Does this really matter?
Well, young people themselves think it does. In our national consultation survey, three-quarters of 15 to 25 year olds said they believed local Councils didn’t provide advice that was in young people’s best interests and two-thirds didn’t trust that the Government wanted them to know their rights and entitlements. Only 9% said they would feel comfortable approaching a local authority advice service. Whilst trust in independent advice services increased as young people got older and gained more advice-seeking experience, this wasn’t the case for statutory services. Young people enter adolescence rather trusting of the state, but their trust seems to fall away after having to rely on its services.

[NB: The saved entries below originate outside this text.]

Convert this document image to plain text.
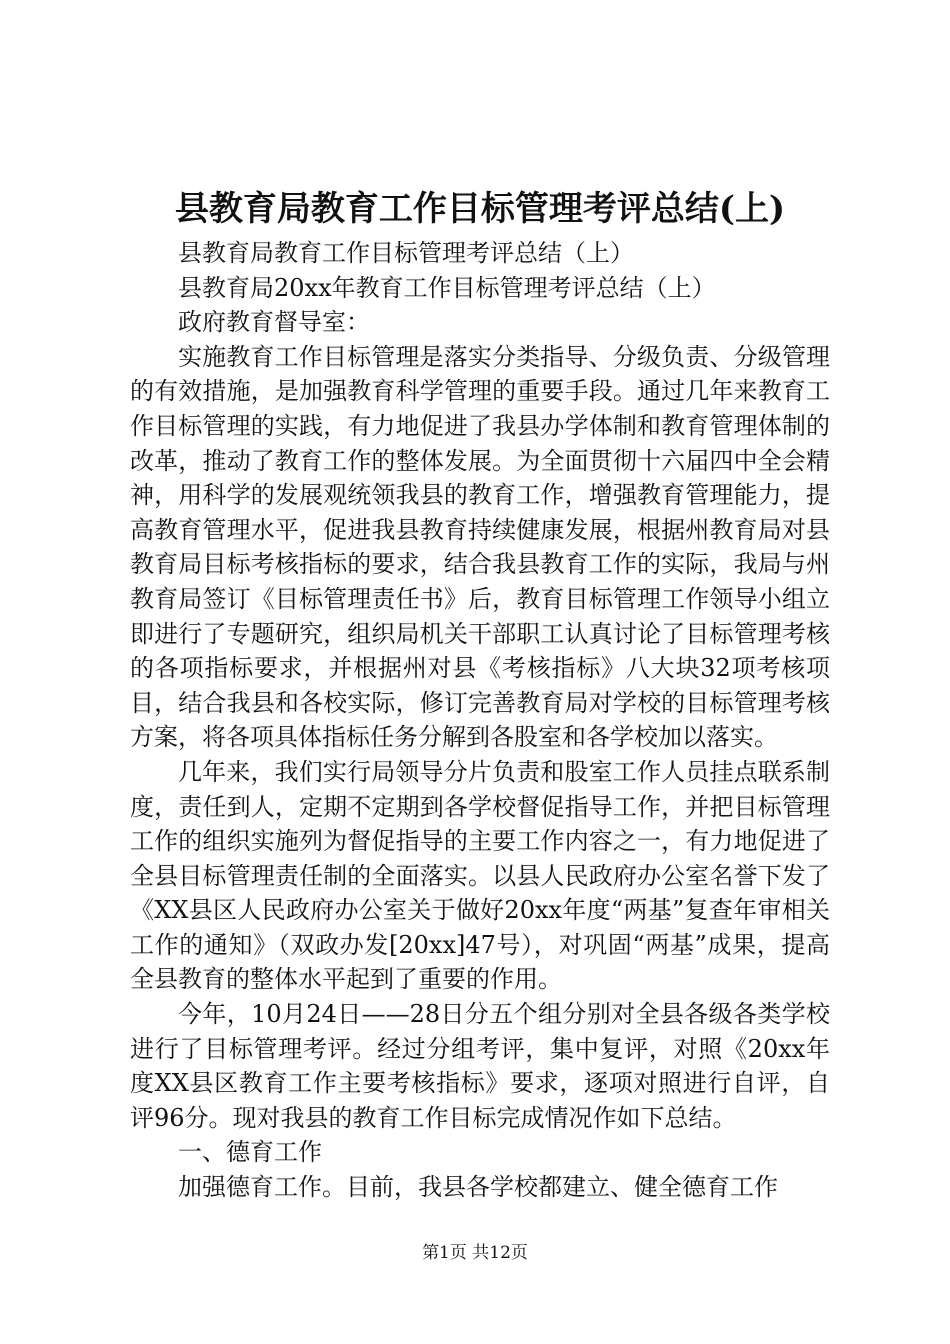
县教育局教育工作目标管理考评总结(上)

县教育局教育工作目标管理考评总结（上）

县教育局20xx年教育工作目标管理考评总结（上）

政府教育督导室：

实施教育工作目标管理是落实分类指导、分级负责、分级管理的有效措施，是加强教育科学管理的重要手段。通过几年来教育工作目标管理的实践，有力地促进了我县办学体制和教育管理体制的改革，推动了教育工作的整体发展。为全面贯彻十六届四中全会精神，用科学的发展观统领我县的教育工作，增强教育管理能力，提高教育管理水平，促进我县教育持续健康发展，根据州教育局对县教育局目标考核指标的要求，结合我县教育工作的实际，我局与州教育局签订《目标管理责任书》后，教育目标管理工作领导小组立即进行了专题研究，组织局机关干部职工认真讨论了目标管理考核的各项指标要求，并根据州对县《考核指标》八大块32项考核项目，结合我县和各校实际，修订完善教育局对学校的目标管理考核方案，将各项具体指标任务分解到各股室和各学校加以落实。

几年来，我们实行局领导分片负责和股室工作人员挂点联系制度，责任到人，定期不定期到各学校督促指导工作，并把目标管理工作的组织实施列为督促指导的主要工作内容之一，有力地促进了全县目标管理责任制的全面落实。以县人民政府办公室名誉下发了《XX县区人民政府办公室关于做好20xx年度“两基”复查年审相关工作的通知》（双政办发[20xx]47号），对巩固“两基”成果，提高全县教育的整体水平起到了重要的作用。

今年，10月24日——28日分五个组分别对全县各级各类学校进行了目标管理考评。经过分组考评，集中复评，对照《20xx年度XX县区教育工作主要考核指标》要求，逐项对照进行自评，自评96分。现对我县的教育工作目标完成情况作如下总结。

一、德育工作

加强德育工作。目前，我县各学校都建立、健全德育工作

第1页 共12页
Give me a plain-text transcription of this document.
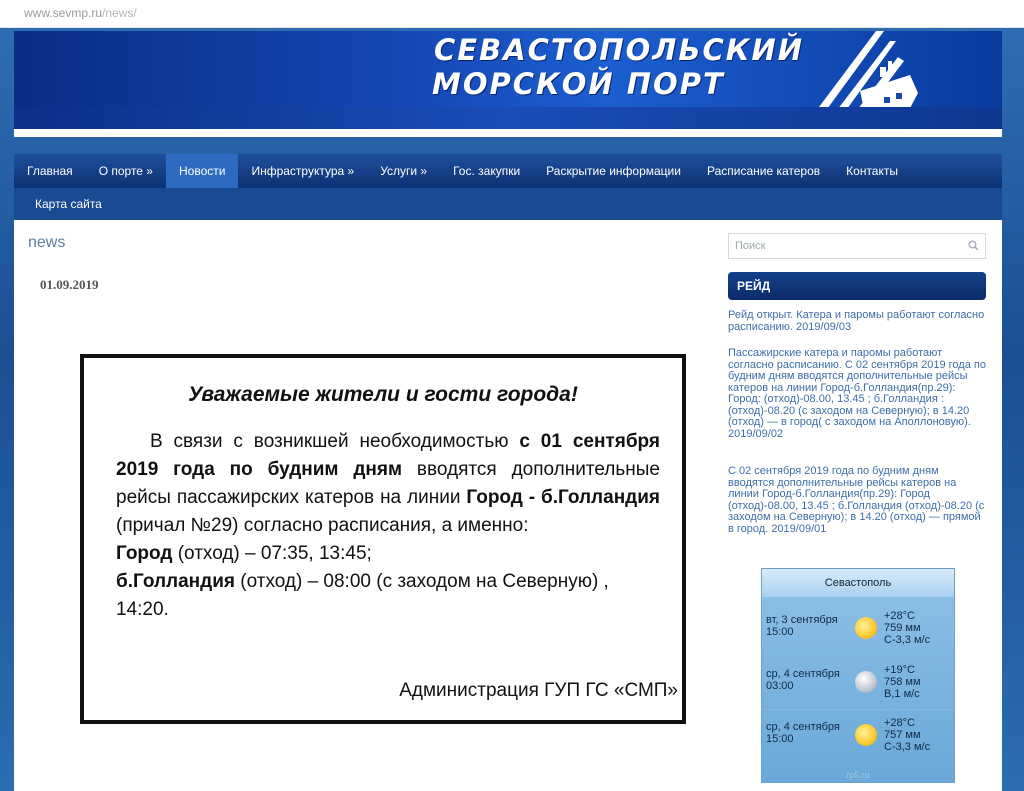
www.sevmp.ru/news/
СЕВАСТОПОЛЬСКИЙ
МОРСКОЙ ПОРТ
Главная	О порте »	Новости	Инфраструктура »	Услуги »	Гос. закупки	Раскрытие информации	Расписание катеров	Контакты
Карта сайта
news
01.09.2019
Уважаемые жители и гости города!

В связи с возникшей необходимостью с 01 сентября 2019 года по будним дням вводятся дополнительные рейсы пассажирских катеров на линии Город - б.Голландия (причал №29) согласно расписания, а именно:

Город (отход) – 07:35, 13:45;

б.Голландия (отход) – 08:00 (с заходом на Северную) , 14:20.

Администрация ГУП ГС «СМП»
Поиск
РЕЙД
Рейд открыт. Катера и паромы работают согласно расписанию. 2019/09/03
Пассажирские катера и паромы работают согласно расписанию. С 02 сентября 2019 года по будним дням вводятся дополнительные рейсы катеров на линии Город-б.Голландия(пр.29): Город: (отход)-08.00, 13.45 ; б.Голландия : (отход)-08.20 (с заходом на Северную); в 14.20 (отход) — в город( с заходом на Аполлоновую). 2019/09/02
С 02 сентября 2019 года по будним дням вводятся дополнительные рейсы катеров на линии Город-б.Голландия(пр.29): Город (отход)-08.00, 13.45 ; б.Голландия (отход)-08.20 (с заходом на Северную); в 14.20 (отход) — прямой в город. 2019/09/01
Севастополь
вт, 3 сентября 15:00
+28°C
759 мм
С-3,3 м/с
ср, 4 сентября 03:00
+19°C
758 мм
В,1 м/с
ср, 4 сентября 15:00
+28°C
757 мм
С-3,3 м/с
rp5.ru
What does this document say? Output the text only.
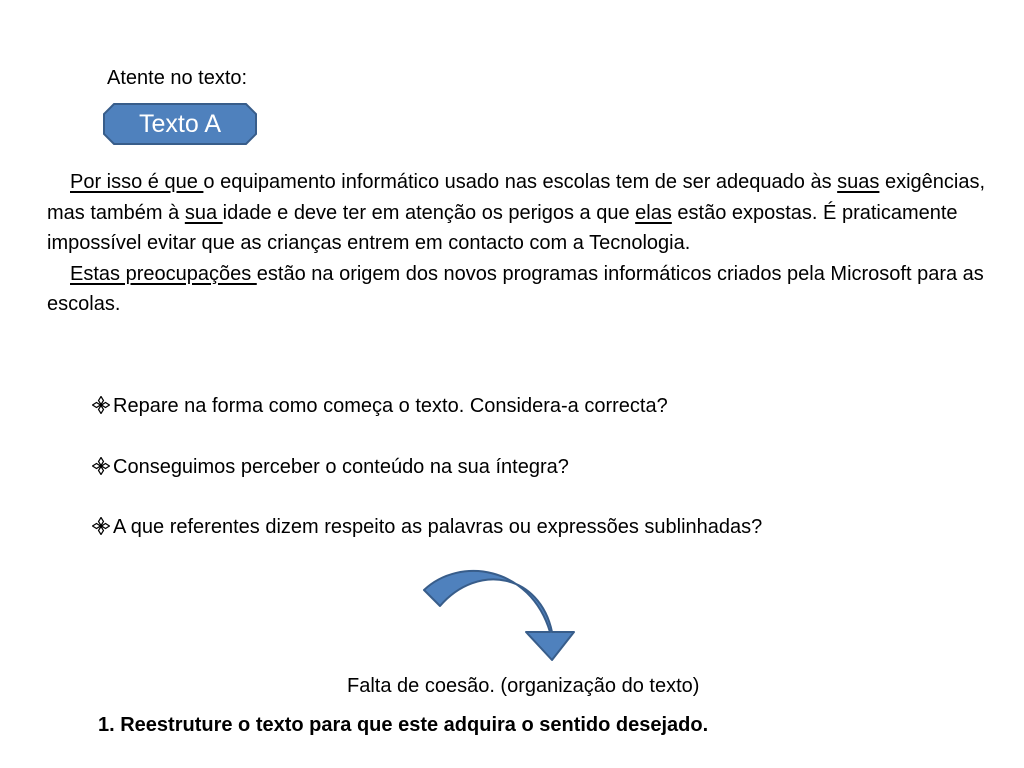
Atente no texto:

Texto A

Por isso é que o equipamento informático usado nas escolas tem de ser adequado às suas exigências, mas também à sua idade e deve ter em atenção os perigos a que elas estão expostas. É praticamente impossível evitar que as crianças entrem em contacto com a Tecnologia.

Estas preocupações estão na origem dos novos programas informáticos criados pela Microsoft para as escolas.

Repare na forma como começa o texto. Considera-a correcta?
Conseguimos perceber o conteúdo na sua íntegra?
A que referentes dizem respeito as palavras ou expressões sublinhadas?
Falta de coesão. (organização do texto)
1. Reestruture o texto para que este adquira o sentido desejado.
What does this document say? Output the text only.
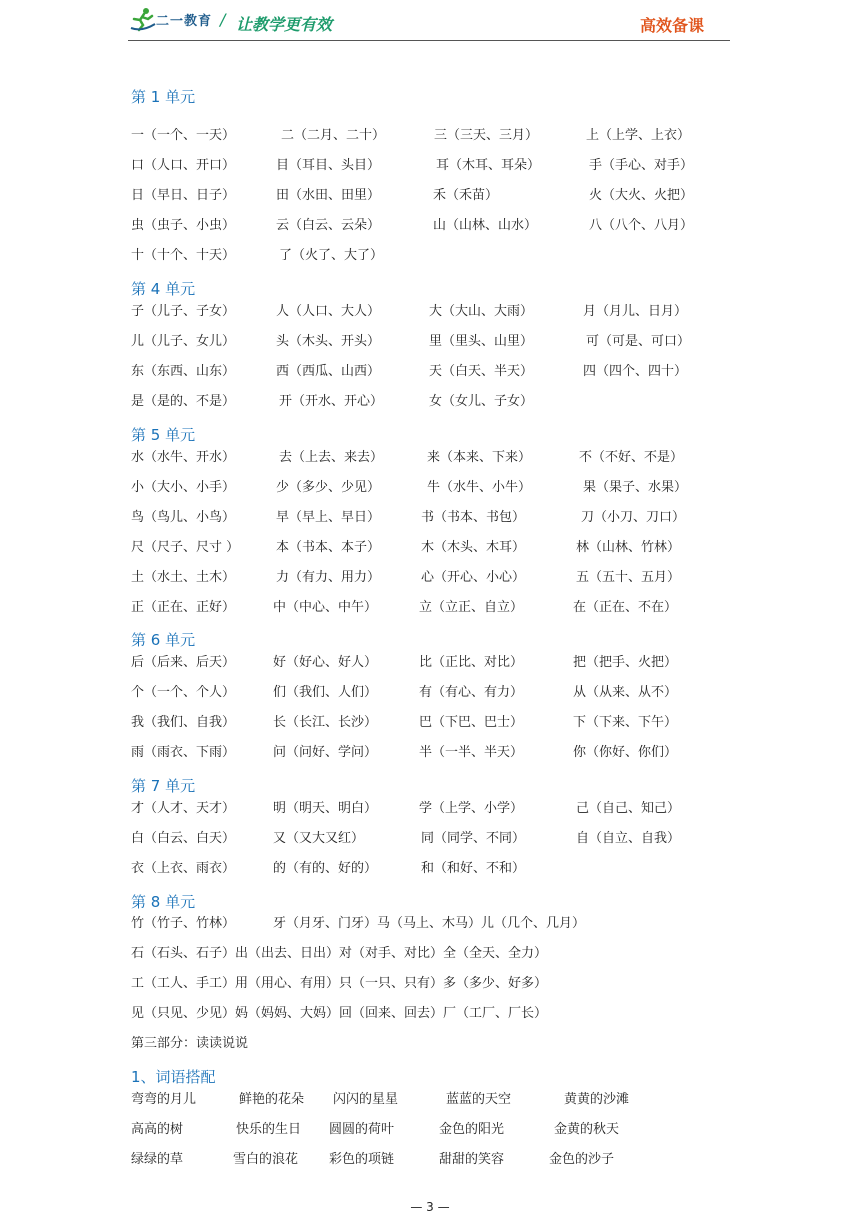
二一教育 / 让教学更有效	高效备课
第 1 单元
一（一个、一天）	二（二月、二十）	三（三天、三月）	上（上学、上衣）
口（人口、开口）	目（耳目、头目）	耳（木耳、耳朵）	手（手心、对手）
日（早日、日子）	田（水田、田里）	禾（禾苗）	火（大火、火把）
虫（虫子、小虫）	云（白云、云朵）	山（山林、山水）	八（八个、八月）
十（十个、十天）	了（火了、大了）
第 4 单元
子（儿子、子女）	人（人口、大人）	大（大山、大雨）	月（月儿、日月）
儿（儿子、女儿）	头（木头、开头）	里（里头、山里）	可（可是、可口）
东（东西、山东）	西（西瓜、山西）	天（白天、半天）	四（四个、四十）
是（是的、不是）	开（开水、开心）	女（女儿、子女）
第 5 单元
水（水牛、开水）	去（上去、来去）	来（本来、下来）	不（不好、不是）
小（大小、小手）	少（多少、少见）	牛（水牛、小牛）	果（果子、水果）
鸟（鸟儿、小鸟）	早（早上、早日）	书（书本、书包）	刀（小刀、刀口）
尺（尺子、尺寸 ）	本（书本、本子）	木（木头、木耳）	林（山林、竹林）
土（水土、土木）	力（有力、用力）	心（开心、小心）	五（五十、五月）
正（正在、正好）	中（中心、中午）	立（立正、自立）	在（正在、不在）
第 6 单元
后（后来、后天）	好（好心、好人）	比（正比、对比）	把（把手、火把）
个（一个、个人）	们（我们、人们）	有（有心、有力）	从（从来、从不）
我（我们、自我）	长（长江、长沙）	巴（下巴、巴士）	下（下来、下午）
雨（雨衣、下雨）	问（问好、学问）	半（一半、半天）	你（你好、你们）
第 7 单元
才（人才、天才）	明（明天、明白）	学（上学、小学）	己（自己、知己）
白（白云、白天）	又（又大又红）	同（同学、不同）	自（自立、自我）
衣（上衣、雨衣）	的（有的、好的）	和（和好、不和）
第 8 单元
竹（竹子、竹林）	牙（月牙、门牙）马（马上、木马）儿（几个、几月）
石（石头、石子）出（出去、日出）对（对手、对比）全（全天、全力）
工（工人、手工）用（用心、有用）只（一只、只有）多（多少、好多）
见（只见、少见）妈（妈妈、大妈）回（回来、回去）厂（工厂、厂长）
第三部分：读读说说
1、词语搭配
弯弯的月儿	鲜艳的花朵 闪闪的星星	蓝蓝的天空	黄黄的沙滩
高高的树	快乐的生日 圆圆的荷叶	金色的阳光	金黄的秋天
绿绿的草	雪白的浪花 彩色的项链	甜甜的笑容	金色的沙子
— 3 —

When we got to speak to young people in greater depth in our focus groups, it became clear that what we were picking up on was widespread cynicism about the capacity of statutory authorities to put young people’s interests above those of the system. This cynicism was particularly evident amongst those who were more vulnerable and had had greater experience of the system. Far from trusting the state to protect them and uphold their rights, young people believed official services tended to:
- fob them off with bad advice that was designed to save money;
- let them down when they most needed help;
- and often made their situation worse.
Again and again, we heard young people complain that authorities didn’t listen to them or take them seriously. It is this ‘culture of disbelief’ that has emerged clearly in Rotherham, Rochdale, Doncaster and all the other places that widespread child sexual exploitation has been uncovered.
It is time to listen to young people. And young people state unequivocally in their manifesto: ‘It should be illegal to put the interests of the system above the rights and protection of young people.’
Young people’s suggested approach lies in stark contrast to that of a Government that seems more intent on silencing vulnerable individuals who have the temerity to challenge state decisions.
In a week in which the Chancellor’s Autumn Statement has led commentators to ponder a reimagining of the role of the state, it seems reasonable to ask whether we actually want to entrust the state with safeguarding young people’s rights.